By this section of Chapter 105, the legislature clearly determined to separate common law defenses from common law immunities, and to restrict the state to the use of only absolute common law immunity.
FN5 Section 1 of Chapter 105 added the provision that 'it is the intent of the General Assembly that the jurisdiction of the Claims Commission be liberally construed to implement the remedial purposes of this legislation."

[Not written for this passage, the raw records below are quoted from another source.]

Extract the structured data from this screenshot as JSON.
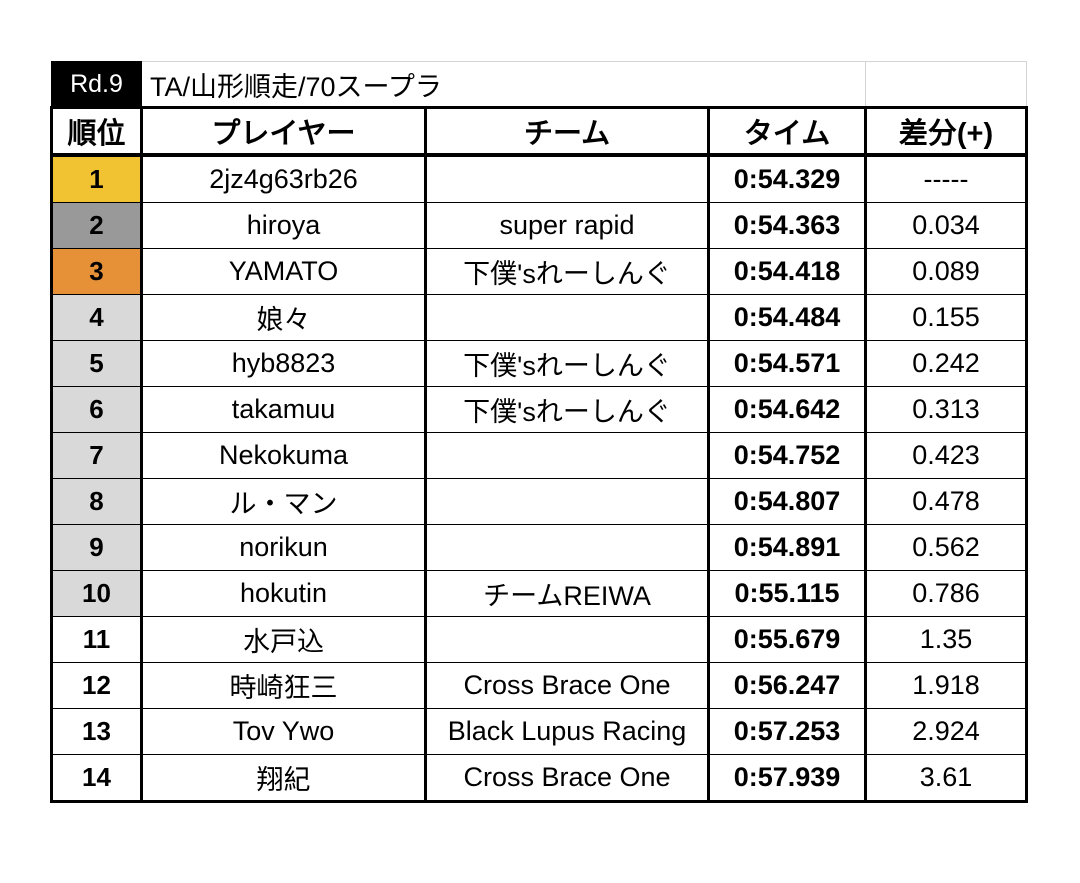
{
  "round": "Rd.9",
  "event_title": "TA/山形順走/70スープラ",
  "headers": {
    "rank": "順位",
    "player": "プレイヤー",
    "team": "チーム",
    "time": "タイム",
    "diff": "差分(+)"
  },
  "rank_colors": {
    "gold": "#f1c232",
    "silver": "#999999",
    "bronze": "#e69138",
    "grey": "#d9d9d9",
    "white": "#ffffff"
  },
  "rows": [
    {
      "rank": "1",
      "player": "2jz4g63rb26",
      "team": "",
      "time": "0:54.329",
      "diff": "-----",
      "color": "#f1c232"
    },
    {
      "rank": "2",
      "player": "hiroya",
      "team": "super rapid",
      "time": "0:54.363",
      "diff": "0.034",
      "color": "#999999"
    },
    {
      "rank": "3",
      "player": "YAMATO",
      "team": "下僕'sれーしんぐ",
      "time": "0:54.418",
      "diff": "0.089",
      "color": "#e69138"
    },
    {
      "rank": "4",
      "player": "娘々",
      "team": "",
      "time": "0:54.484",
      "diff": "0.155",
      "color": "#d9d9d9"
    },
    {
      "rank": "5",
      "player": "hyb8823",
      "team": "下僕'sれーしんぐ",
      "time": "0:54.571",
      "diff": "0.242",
      "color": "#d9d9d9"
    },
    {
      "rank": "6",
      "player": "takamuu",
      "team": "下僕'sれーしんぐ",
      "time": "0:54.642",
      "diff": "0.313",
      "color": "#d9d9d9"
    },
    {
      "rank": "7",
      "player": "Nekokuma",
      "team": "",
      "time": "0:54.752",
      "diff": "0.423",
      "color": "#d9d9d9"
    },
    {
      "rank": "8",
      "player": "ル・マン",
      "team": "",
      "time": "0:54.807",
      "diff": "0.478",
      "color": "#d9d9d9"
    },
    {
      "rank": "9",
      "player": "norikun",
      "team": "",
      "time": "0:54.891",
      "diff": "0.562",
      "color": "#d9d9d9"
    },
    {
      "rank": "10",
      "player": "hokutin",
      "team": "チームREIWA",
      "time": "0:55.115",
      "diff": "0.786",
      "color": "#d9d9d9"
    },
    {
      "rank": "11",
      "player": "水戸込",
      "team": "",
      "time": "0:55.679",
      "diff": "1.35",
      "color": "#ffffff"
    },
    {
      "rank": "12",
      "player": "時崎狂三",
      "team": "Cross Brace One",
      "time": "0:56.247",
      "diff": "1.918",
      "color": "#ffffff"
    },
    {
      "rank": "13",
      "player": "Tov Ywo",
      "team": "Black Lupus Racing",
      "time": "0:57.253",
      "diff": "2.924",
      "color": "#ffffff"
    },
    {
      "rank": "14",
      "player": "翔紀",
      "team": "Cross Brace One",
      "time": "0:57.939",
      "diff": "3.61",
      "color": "#ffffff"
    }
  ]
}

"At bar the discussion in brief and argument centered around whether or not 'discretionary function' immunity was in fact 'good faith' immunity and thus foreclosed to the state under the express provisions of Tennessee Code Annotated section 9-8-307(d). The discussion is academic, as under no circumstances is any immunity available to the state which could not be characterized as 'absolute immunity,' such being the only type of immunity that survived the enactment of the Tennessee Claims Commission Act, as amended by Chapter 105 of the Public Acts of 1985." Id. at 136.
"Efforts to superimpose the 'planning-operational' test of Bowers v. City of Chattanooga onto the Tennessee Claims Commission Act are to no avail given the explicit language used by the legislature in limiting immunities available to the state to 'absolute' immunities. The 'planning operational' test of Bowers involves a construction of the 'discretionary function' provisions of the Tennessee Governmental Tort Liability Act. Tenn. Code Ann. § 29-20-205(a). Aside from the fact that such discretionary function immunity is foreign to the Tennessee Claims Commission Act, it fails to qualify as an 'absolute' immunity." Id.

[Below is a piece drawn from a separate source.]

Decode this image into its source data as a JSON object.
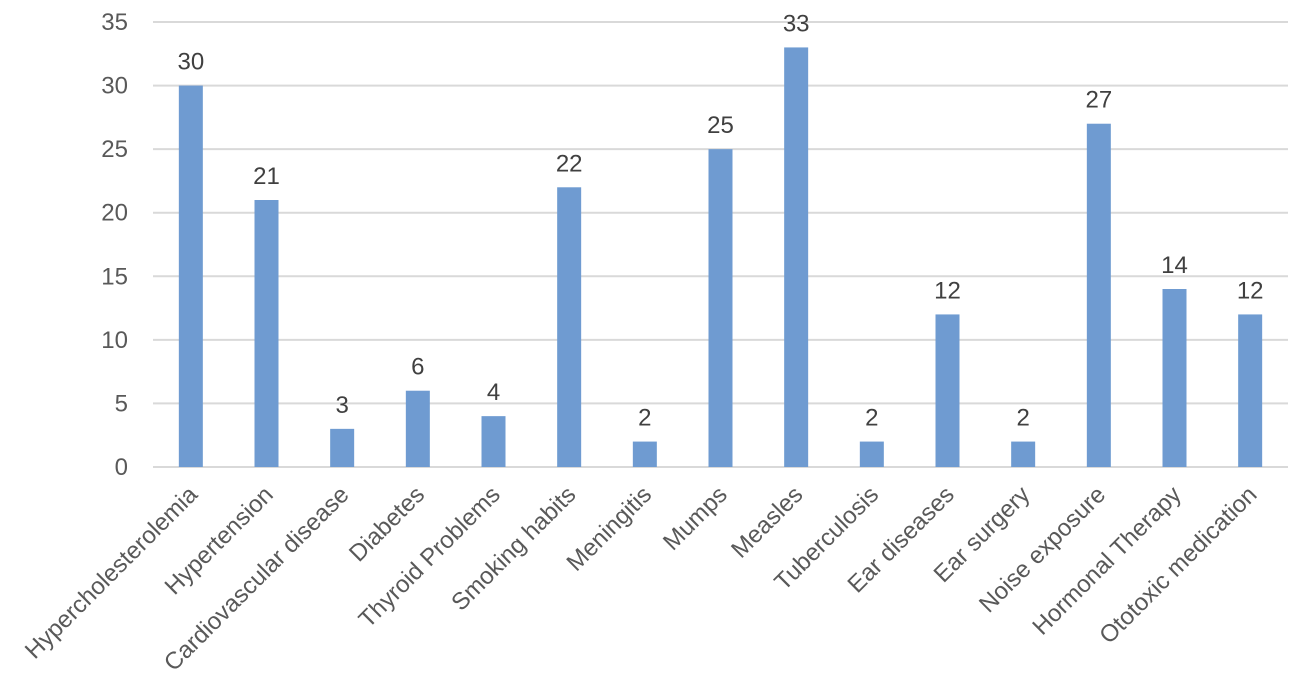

"Whether one refers to 'qualified immunity,' 'discretionary function immunity,' 'discretionary acts immunity,' or 'good faith immunity' is, in the context of this case, academic. None of these characterizations qualify as an 'absolute immunity' and only absolute immunities are available to the state under Tennessee Code Annotated section 9-8-307(d)." Id. at 141.
"Subject to monetary caps and limitations to actual damages and court costs, the Claims Commission Act was a sweeping abrogation of sovereign immunity. Hembree v. State, [925 S.W.2d 513 (Tenn. 1996)]. It was the same broad waiver of sovereign immunity as was effected in Savage, [899 P.2d 1270 (Wash. 1995)]. By way of exception to this broad abrogation, the legislature gave back to the state the right to plead absolute immunity. The legislature specifically prohibited the state from relying on 'good faith' immunity. The controlling point is that no matter how one may define 'discretionary function' immunity it cannot be defined as an absolute immunity, and since the statute restricts the state to the defense of absolute immunity only, it necessarily follows that the State simply cannot rely on 'discretionary function' immunity." Id. at 413.
Other Sources of Note: Johnson v. LeBonheur Children's Medical Center , 74 S.W.3d 338 (Tenn. 2002) (recognizing that hospital residents were immune from liability as state employees under Tenn. Code Ann. § 307(h), but holding that nothing in the statute immunizes a private hospital from liability for the acts or omissions of the residents who also acted as agents or servants of the private hospital).